UNEXPECTEDLY I found that I had the ball, so I kicked it vaguely in the direction of the other school’s goal.
I managed to catch up with the ball and tap it a bit further toward the distant goal. Aged 12, I was the worst player in the 2nd XI of our school, at New Milton in Hampshire. The pitch was unlevel and the ball was accelerating downhill, toward their goal. I struggled to keep up with it.
I noticed that there was no-one between me and the goal apart from their goalkeeper, who was coming forward to confront me. I could hear boys cheering me from the touchline, and teacher Mr Steadman was shouting encouragement.
Anyone but me would probably score in this situation but I knew I couldn’t kick straight. Nevertheless I booted the ball as hard as I could, aiming it at the goalie, hoping it would just miss him and go in the goal.
I badly mis-kicked. The ball didn’t go towards the goalie. It went up in the air. I felt humiliated. But wait! Mr Steadman seemed delighted. “Oh lovely shot,” he shouted. I watched the ball descend as if in slow motion. It bounced in front of the goal, and landed in the net!
The crowd went crazy. Everyone assumed I had outwitted the goalie by lobbing the ball over his head deliberately.
For years after that only football triumph of my life I took some slight interest in the game, watching Saints and Cherries home games occasionally and supporting Winch in a cup final. But I’ve never watched a whole match on telly.
What could the world’s football authorities do to make people like me more interested? For one thing, modernise by using more tech to adjudicate goals, off-sides and fouls. They could also consider copying rugby by micing refs so that TV viewers hear what refs say to players.
Unfortunately heading should go. It’s painful to see players risking brain damage.
Extra time is tedious and should be terminated on the first goal. Scoring in extra time could be hastened by a) moving the posts to widen goals or (b) forbidding goalkeepers to use hands.

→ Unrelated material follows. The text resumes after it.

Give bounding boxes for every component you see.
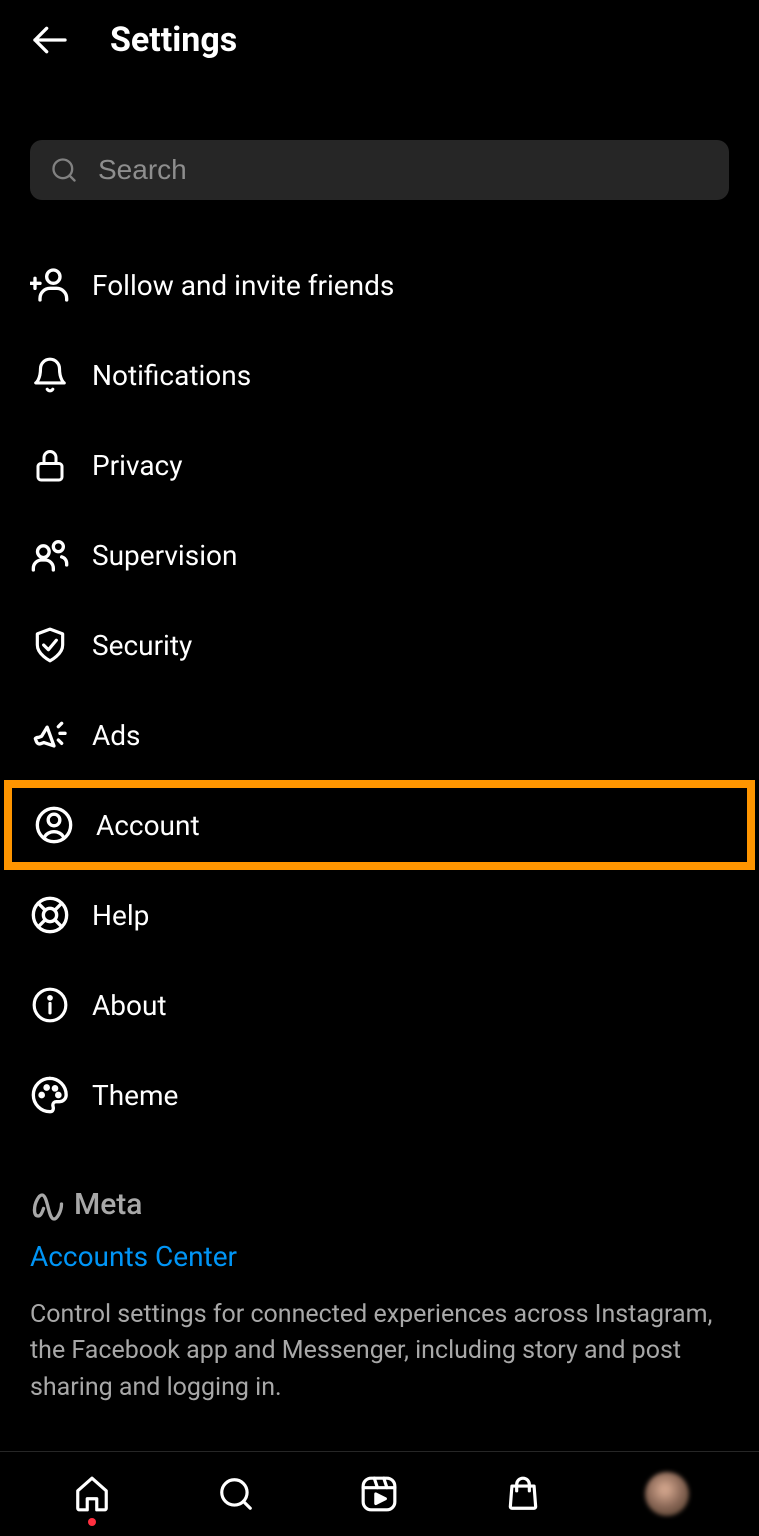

For spectators, clubs should improve conditions, starting with comfortable seats, and carpets. I would also like to see supporters clap when an opposition player impresses. And I wouldn’t mind if players were prohibited from spitting phlegm onto the pitch.
But fans know football is the best team game. It’s got a big ball that you can see easily all the time. In rugby the ball is often hidden in a scrum or tucked under an arm. In cricket the tiny ball is, like the players, too distant from customers paying to watch.
Formula 1 is even more remote from its audience, who never see a human face. Few youngsters set out to be racing drivers because of the expense but most boys in the world, and increasingly girls too, dream of playing football for a living. That means that those who reach the top in football have heroically overcome sport’s toughest odds.
One reason that football has become the world’s most popular sport is goal rarity. In most sports, scores clock up gradually, but scoring in football is something fans can really go crazy about because it only happens about twice a game.
The England team normally does well in my uninformed opinion, usually winning through to the knockout phase, and once in my life actually beating the whole world.
You might think that a non-sportsman like me has no right to air opinions on football but that view underestimates the importance of football to everyone, through media and everyday conversation. Football is a glue helping British society coalesce. Getting cynics like me to embrace football would strengthen the glue.
England doesn’t need to win as much as other countries. After all, we actually invented the game, didn’t we?